Joyce avouera être plutôt satisfait ne pas voir ses livres adaptés de façon chronologique ou linéaire. L’idée de faire fusionner tous les volumes en une seule histoire a ceci d’intéressante qu’elle permet une certaine liberté dans la narration. Du coup, il devient plus facile de réunir et transformer les personnages les plus connus de notre enfance en héros dotés de super pouvoirs. Parce que David Lindsay-Abaire surfe sur la tendance du moment, les super-héros. A priori cette décision pourrait paraitre facile et dénuée d’originalité mais à l’arrivée, on est assez surpris du résultat et notamment du fait que ça se tienne à merveille. Parce que comment renouveler les visuels de personnages que l’on connait tous par cœur à l’exception de Jack Frost et de la Fée des dents totalement inconnus dans nos contrées ?

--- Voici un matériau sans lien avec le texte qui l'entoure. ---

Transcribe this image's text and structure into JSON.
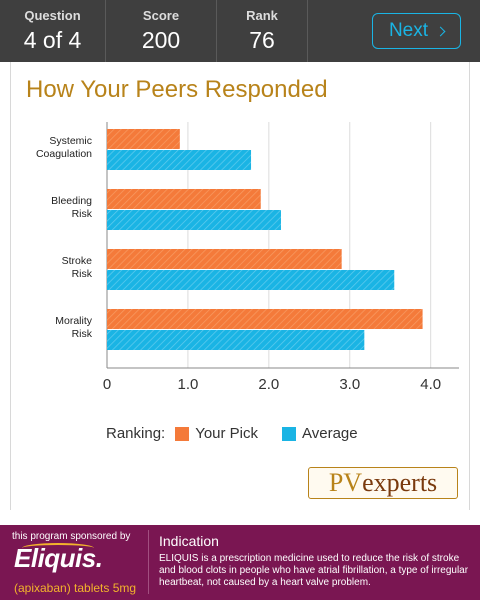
{
  "header": {
    "question": {
      "label": "Question",
      "value": "4 of 4"
    },
    "score": {
      "label": "Score",
      "value": "200"
    },
    "rank": {
      "label": "Rank",
      "value": "76"
    },
    "next_label": "Next"
  },
  "page_title": "How Your Peers Responded",
  "chart_data": {
    "type": "bar",
    "orientation": "horizontal",
    "categories": [
      [
        "Systemic",
        "Coagulation"
      ],
      [
        "Bleeding",
        "Risk"
      ],
      [
        "Stroke",
        "Risk"
      ],
      [
        "Morality",
        "Risk"
      ]
    ],
    "series": [
      {
        "name": "Your Pick",
        "color": "#f47a3a",
        "values": [
          0.9,
          1.9,
          2.9,
          3.9
        ]
      },
      {
        "name": "Average",
        "color": "#1ab4e4",
        "values": [
          1.78,
          2.15,
          3.55,
          3.18
        ]
      }
    ],
    "x_ticks": [
      "0",
      "1.0",
      "2.0",
      "3.0",
      "4.0"
    ],
    "xlim": [
      0,
      4.35
    ],
    "grid": true,
    "hatched": true
  },
  "legend": {
    "title": "Ranking:",
    "items": [
      "Your Pick",
      "Average"
    ]
  },
  "logo": {
    "part1": "PV",
    "part2": "experts"
  },
  "footer": {
    "sponsor_text": "this program sponsored by",
    "brand": "Eliquis.",
    "generic": "(apixaban) tablets 5mg",
    "indication_title": "Indication",
    "indication_text": "ELIQUIS is a prescription medicine used to reduce the risk of stroke and blood clots in people who have atrial fibrillation, a type of irregular heartbeat, not caused by a heart valve problem."
  },
  "colors": {
    "accent": "#1ab4e4",
    "pick": "#f47a3a",
    "title": "#b8831a",
    "footer": "#7a1652"
  }
}
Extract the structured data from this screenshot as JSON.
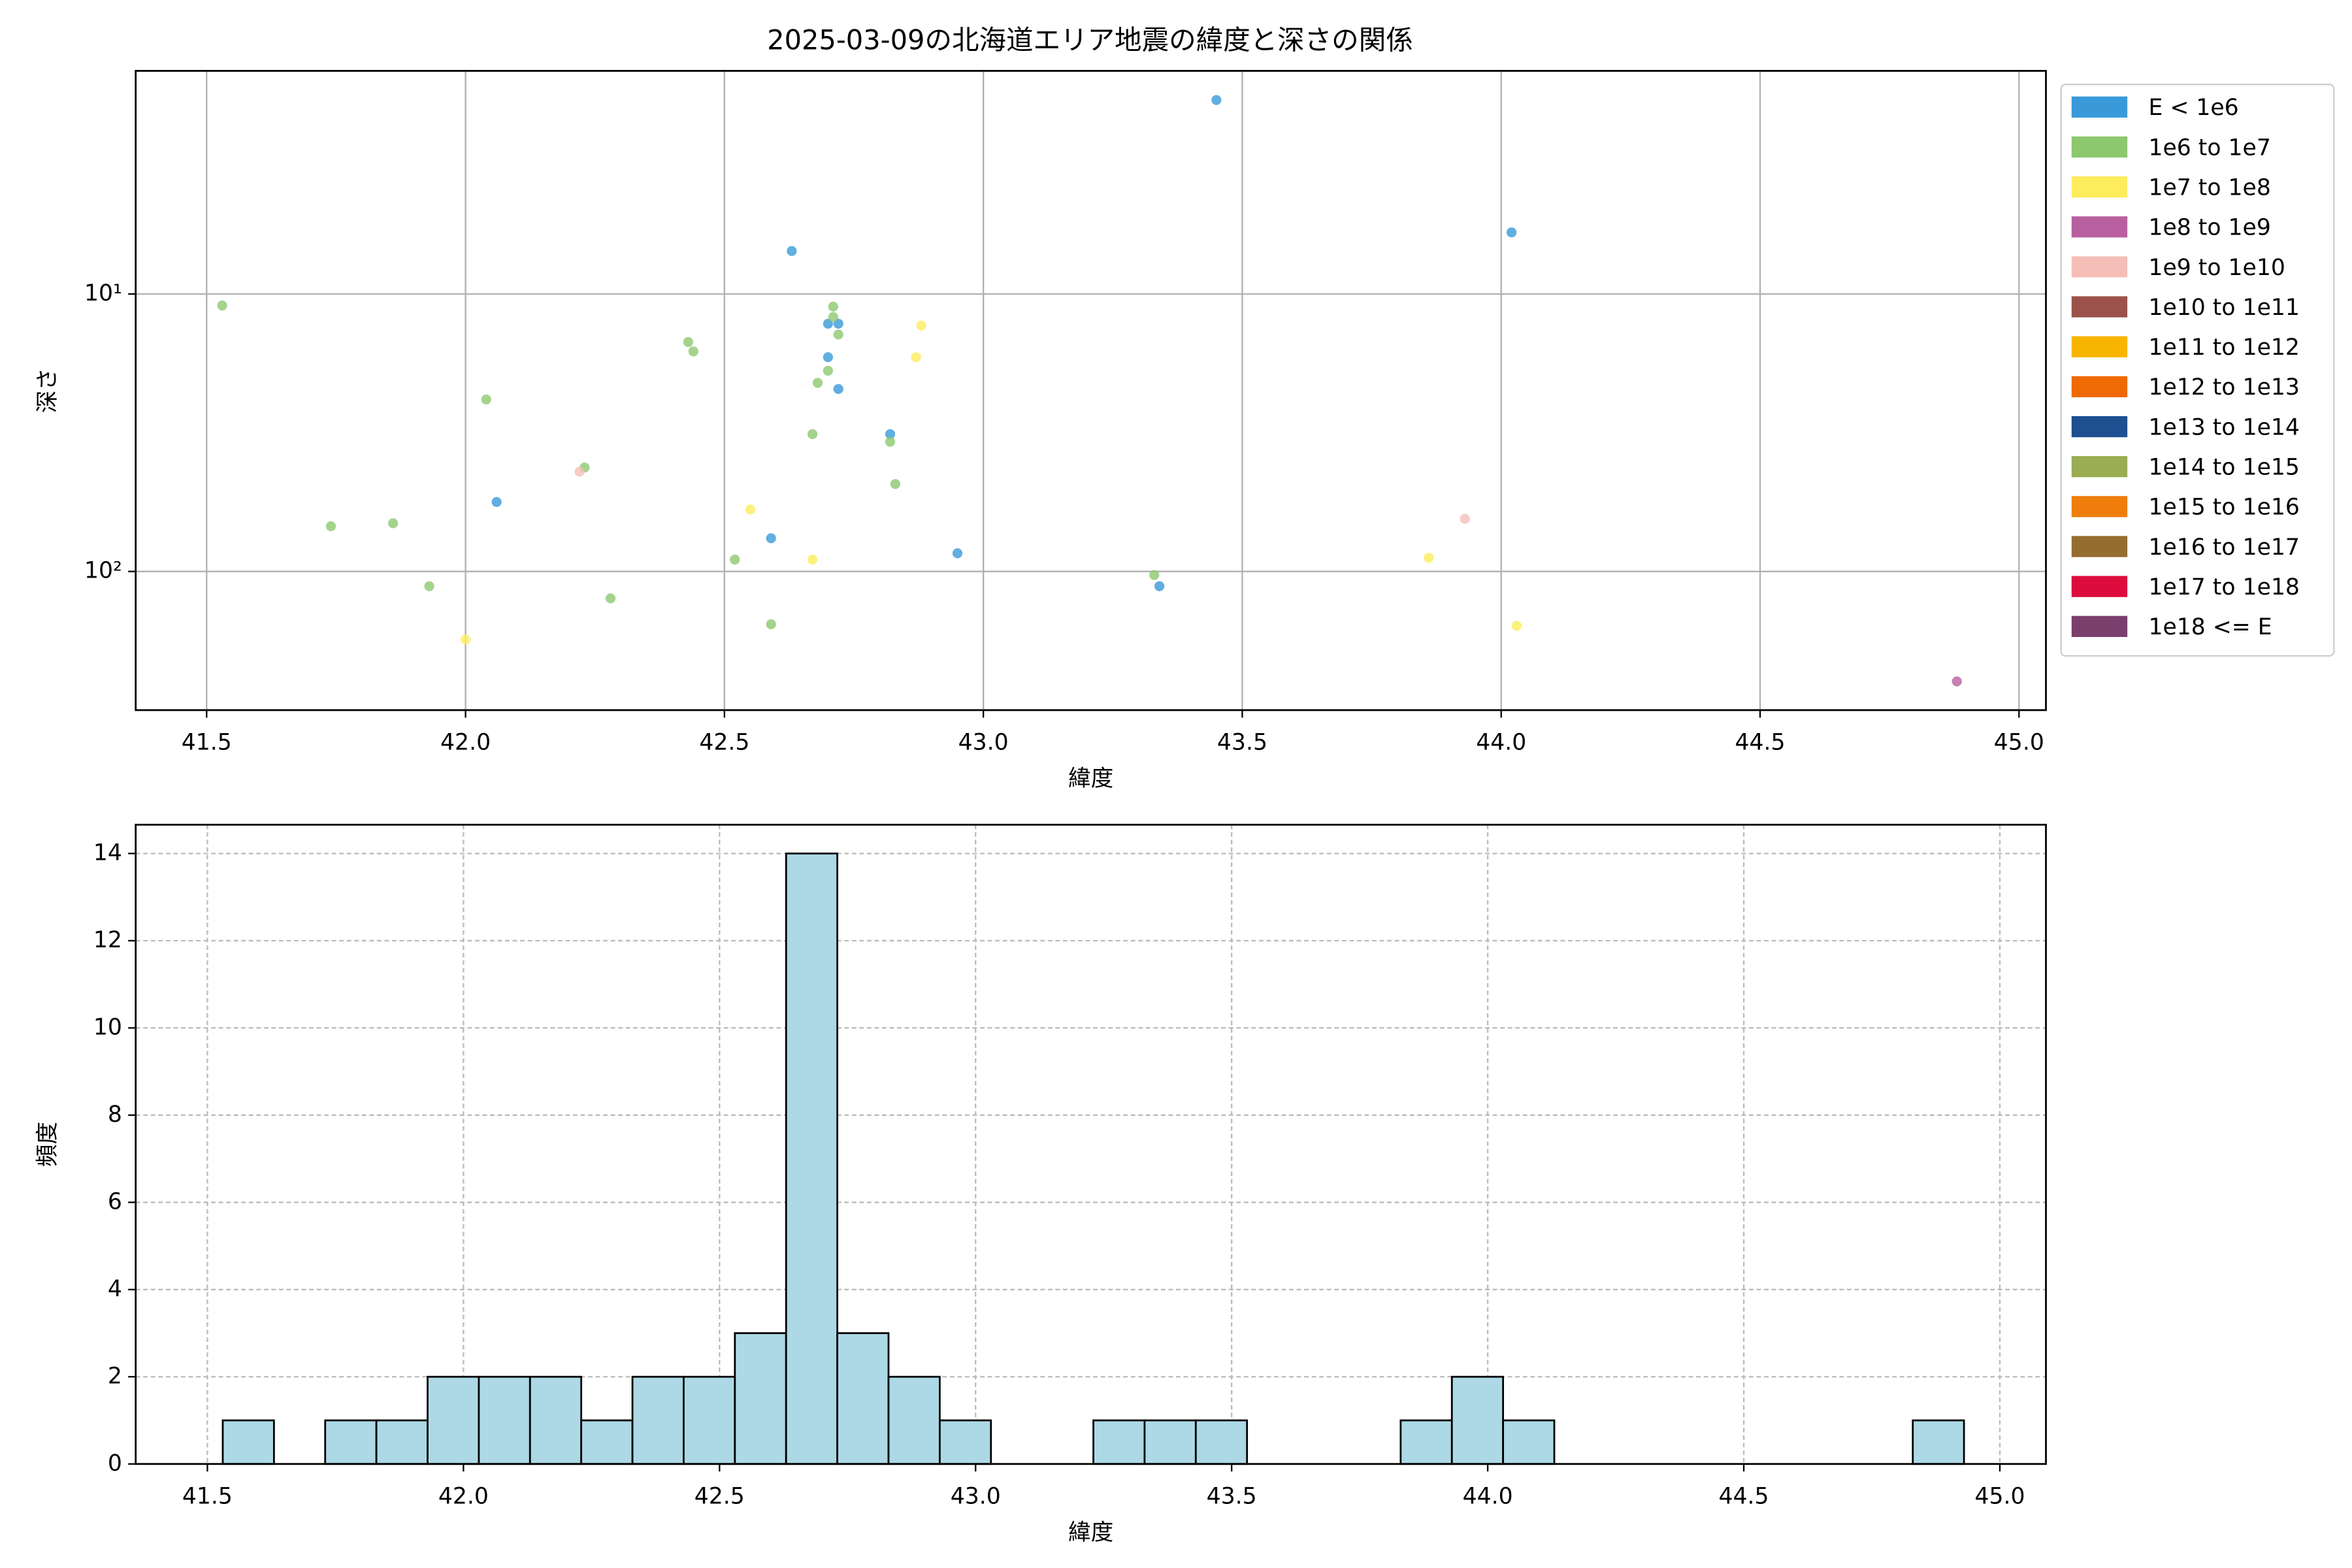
{
  "chart_data": [
    {
      "type": "scatter",
      "title": "2025-03-09の北海道エリア地震の緯度と深さの関係",
      "xlabel": "緯度",
      "ylabel": "深さ",
      "yscale": "log",
      "y_inverted": true,
      "xlim": [
        41.363,
        45.052
      ],
      "ylim": [
        1.57,
        316
      ],
      "xticks": [
        41.5,
        {
          "value": 42,
          "label": "42.0"
        },
        42.5,
        {
          "value": 43,
          "label": "43.0"
        },
        43.5,
        {
          "value": 44,
          "label": "44.0"
        },
        44.5,
        {
          "value": 45,
          "label": "45.0"
        }
      ],
      "yticks": [
        {
          "value": 10,
          "label": "10¹"
        },
        {
          "value": 100,
          "label": "10²"
        }
      ],
      "grid": true,
      "grid_style": "solid",
      "legend": "outside right",
      "series": [
        {
          "name": "E < 1e6",
          "color": "#3a9ad9",
          "x": [
            43.45,
            42.63,
            44.02,
            42.7,
            42.72,
            42.7,
            42.72,
            42.82,
            42.06,
            42.59,
            42.95,
            43.34
          ],
          "values": [
            2.0,
            7.0,
            6.0,
            12.8,
            12.8,
            16.9,
            22.0,
            32.0,
            56.2,
            75.9,
            86.0,
            113
          ]
        },
        {
          "name": "1e6 to 1e7",
          "color": "#8dc86f",
          "x": [
            41.53,
            42.43,
            42.44,
            42.71,
            42.71,
            42.72,
            42.7,
            42.68,
            42.04,
            42.67,
            42.82,
            42.23,
            42.83,
            41.74,
            41.86,
            41.93,
            42.52,
            43.33,
            42.28,
            42.59
          ],
          "values": [
            11.0,
            14.9,
            16.1,
            11.1,
            12.1,
            14.0,
            18.9,
            20.9,
            24.0,
            32.0,
            34.1,
            42.2,
            48.4,
            68.7,
            67.0,
            113,
            90.6,
            103,
            125,
            155
          ]
        },
        {
          "name": "1e7 to 1e8",
          "color": "#fdec5c",
          "x": [
            42.88,
            42.87,
            42.55,
            42.67,
            43.86,
            44.03,
            42.0
          ],
          "values": [
            13.0,
            16.9,
            59.8,
            90.6,
            89.3,
            157,
            176
          ]
        },
        {
          "name": "1e8 to 1e9",
          "color": "#b8609f",
          "x": [
            44.88
          ],
          "values": [
            249
          ]
        },
        {
          "name": "1e9 to 1e10",
          "color": "#f5bfb8",
          "x": [
            42.22,
            43.93
          ],
          "values": [
            43.7,
            64.6
          ]
        },
        {
          "name": "1e10 to 1e11",
          "color": "#9b524b",
          "x": [],
          "values": []
        },
        {
          "name": "1e11 to 1e12",
          "color": "#f7b500",
          "x": [],
          "values": []
        },
        {
          "name": "1e12 to 1e13",
          "color": "#ef6a05",
          "x": [],
          "values": []
        },
        {
          "name": "1e13 to 1e14",
          "color": "#1d4f91",
          "x": [],
          "values": []
        },
        {
          "name": "1e14 to 1e15",
          "color": "#9aad52",
          "x": [],
          "values": []
        },
        {
          "name": "1e15 to 1e16",
          "color": "#ef7d0c",
          "x": [],
          "values": []
        },
        {
          "name": "1e16 to 1e17",
          "color": "#956d2f",
          "x": [],
          "values": []
        },
        {
          "name": "1e17 to 1e18",
          "color": "#dc0d3c",
          "x": [],
          "values": []
        },
        {
          "name": "1e18 <= E",
          "color": "#7a3f6d",
          "x": [],
          "values": []
        }
      ]
    },
    {
      "type": "histogram",
      "xlabel": "緯度",
      "ylabel": "頻度",
      "color": "#add8e6",
      "xlim": [
        41.36,
        45.09
      ],
      "ylim": [
        0,
        14.66
      ],
      "xticks": [
        41.5,
        {
          "value": 42,
          "label": "42.0"
        },
        42.5,
        {
          "value": 43,
          "label": "43.0"
        },
        43.5,
        {
          "value": 44,
          "label": "44.0"
        },
        44.5,
        {
          "value": 45,
          "label": "45.0"
        }
      ],
      "yticks": [
        0,
        2,
        4,
        6,
        8,
        10,
        12,
        14
      ],
      "grid": true,
      "grid_style": "dashed",
      "bins": [
        41.53,
        41.63,
        41.73,
        41.83,
        41.93,
        42.03,
        42.13,
        42.23,
        42.33,
        42.43,
        42.53,
        42.63,
        42.73,
        42.83,
        42.93,
        43.03,
        43.13,
        43.23,
        43.33,
        43.43,
        43.53,
        43.63,
        43.73,
        43.83,
        43.93,
        44.03,
        44.13,
        44.23,
        44.33,
        44.43,
        44.53,
        44.63,
        44.73,
        44.83,
        44.93
      ],
      "counts": [
        1,
        0,
        1,
        1,
        2,
        2,
        2,
        1,
        2,
        2,
        3,
        14,
        3,
        2,
        1,
        0,
        0,
        1,
        1,
        1,
        0,
        0,
        0,
        1,
        2,
        1,
        0,
        0,
        0,
        0,
        0,
        0,
        0,
        1
      ]
    }
  ]
}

Peter Ramsey n’est pas un débutant dans le cinéma même si Les Cinq Légendes est son premier essai en tant que réalisateur. Ramsey fut storyboarder sur des longs-métrages prestigieux tels que Minority Report, A.I., Fight Club ou encore Dracula de Coppola. Il a également occupé le poste de réalisateur de seconde équipe chez John Singleton sur Poetic Justice et Fièvre à Columbus University mais également chez Rachel Talalay pour Tank Girl. Avec l’aide de son scénariste, Ramsey prend donc le parti de transformer des icones telles que le Père Noel ou le Lapin de Pâques. Le gros joufflu tout rouge ne perd pas sa couleur mais devient un cosaque à l’accent très prononcé et le Lapin se transforme en Crocodile Dundee avec une fois encore, un accent Australien largement identifiable. Pour la Fée des dents, le changement est moins révolutionnaire mais la vraie trouvaille, du moins celle qui permettra le plus de fantaisie et de poésie, c’est la représentation du Marchand de Sable, alias Sandy pour les intimes.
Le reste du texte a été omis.